Спустя полчаса Чаров вошел в особняк Кочубея на Фонтанке и поднялся по парадной лестнице. По уговору с министром внутренних дел, Шувалов проводил совещание с чиновниками-перлюстраторами, один из которых знакомил шефа жандармов с содержанием письма купца первой гильдии Полякова, адресованного министру почт и телеграфов графу Толстому. Поляков благодарил графа за оказанное содействие в получении подряда на строительство Козлово-Воронежской железной дороги и обещал ее акции на полмиллиона рублей.
Очевидно, сама должность графа в представлении Полякова должна была обезопасить его корреспонденцию от внимания черного кабинета14, поэтому концессионер доверил бумаге то, что следовало передать министру на словах. Впрочем, Шувалова занимало совсем иное. В ответном послании Толстой настоятельно рекомендовал своему протеже ввести в члены правления железной дороги старого князя Долгорукова. «Как стало известно, – туманно сообщал он, – при Дворе большие перемены. Юная княжна Долгорукова ноне в фаворе. А посему расположение ее отца будет вам весьма на руку».
Будучи самым информированным человеком в империи, Шувалов знал, что министр Толстой не состоял в друзьях почтенного отца княжны Екатерины Михайловны. «Стало быть, всегда держащий нос по ветру Павлин Матвеевич15 прознал о положении князя и посредством Полякова хочет угодить его разорившемуся семейству», – рассуждал шеф жандармов, глядя поверх агента.
По окончании сообщений перлюстраторов дежуривший в приемной адъютант провел Чарова в кабинет графа.
– Вот напасть, однако, – хмуро пробурчал Шувалов, выслушав Сергея.
– Посему я и осмелился обеспокоить ваше высокопревосходительство на предмет дальнейших действий в отношении Полякова. Как-никак, а фигура он… в обществе вес имеющая, – на мгновение он запнулся и не сразу нашел нужную дефиницию в отношении концессионера. – На кривой козе не объедешь.
– Попался бы он мне пару годков ранее, я б его в бараний рог скрутил, а ноне уж поздно! В воротилы железнодорожного дела оный господин выбился. Министр Толстой ему протежирует, а его коллега по путям сообщения Мельников всячески содействует. Да и Рязанский губернатор Стремоухов, сделавшись председателем правления Рязанско-Орловской железной дороги, его не забывает.

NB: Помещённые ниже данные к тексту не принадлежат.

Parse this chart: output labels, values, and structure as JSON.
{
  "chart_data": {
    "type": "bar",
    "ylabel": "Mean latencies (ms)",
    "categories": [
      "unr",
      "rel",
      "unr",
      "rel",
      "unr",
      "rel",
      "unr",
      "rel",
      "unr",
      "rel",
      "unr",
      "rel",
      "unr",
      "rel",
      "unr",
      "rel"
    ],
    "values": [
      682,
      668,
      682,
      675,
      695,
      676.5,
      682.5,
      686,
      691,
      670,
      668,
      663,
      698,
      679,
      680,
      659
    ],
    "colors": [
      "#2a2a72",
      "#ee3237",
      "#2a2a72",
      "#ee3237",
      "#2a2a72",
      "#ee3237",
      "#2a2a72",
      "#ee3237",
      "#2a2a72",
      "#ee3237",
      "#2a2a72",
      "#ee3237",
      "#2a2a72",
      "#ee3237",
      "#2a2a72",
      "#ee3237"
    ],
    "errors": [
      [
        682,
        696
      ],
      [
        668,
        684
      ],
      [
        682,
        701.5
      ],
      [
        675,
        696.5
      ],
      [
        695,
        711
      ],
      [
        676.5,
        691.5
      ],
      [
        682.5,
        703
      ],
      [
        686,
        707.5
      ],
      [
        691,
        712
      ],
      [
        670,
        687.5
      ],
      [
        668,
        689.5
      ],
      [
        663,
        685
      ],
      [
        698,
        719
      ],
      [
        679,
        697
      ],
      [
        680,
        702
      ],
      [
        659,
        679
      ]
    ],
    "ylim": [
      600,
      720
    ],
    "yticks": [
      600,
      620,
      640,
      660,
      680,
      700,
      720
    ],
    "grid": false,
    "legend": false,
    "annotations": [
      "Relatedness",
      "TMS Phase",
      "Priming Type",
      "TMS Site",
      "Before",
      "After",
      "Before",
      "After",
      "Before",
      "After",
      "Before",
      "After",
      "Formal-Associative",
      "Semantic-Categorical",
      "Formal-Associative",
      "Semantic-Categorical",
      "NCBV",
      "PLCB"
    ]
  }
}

Ловкий жид, одним словом.
«А история с княжной вылезла-таки наружу», – мрачно подумал граф и, процедив нечленораздельное «м-да», уткнулся в Чарова тяжелым взглядом, отчего коллежскому асессору стало не по себе.
– Полагаете, оставить все как есть? – севшим голосом вопросил судебный следователь.
– Ни в коем разе! – энергично отрубил шеф жандармов и поднялся из-за стола. Пружинистой походкой граф прошелся по великолепному персидскому ковру, распростертому по изумительному наборному паркету, и вернулся в кресло. – Посетите Полякова и предложите ему от имени весьма высокопоставленных особ, их личности открывать покамест рано, помощь в получении новых железнодорожных концессий. Его благодетель и покровитель Толстой отбыл на воды в Германию. А посему ваше появление в своих чертогах он встретит с воодушевлением. Впрочем, дабы не ставить вас в ложное положение, сошлитесь на меня, но весьма осторожно, как на возможного протагониста его интересов. Будучи прожженным дельцом, он непременно спросит, во что ему встанет ваше содействие. И тут вы вспомните про брошь, кою желали бы получить в качестве залога будущего сотрудничества. Расскажите ему про ломбард, и он оценит ваше значение. Здесь я даю вам карт-бланш. Украденная брошь – подарок государя. Безделица должна непременно оказаться у вас, а уж мы придумаем, как ловчее вернуть ее Долгоруковой.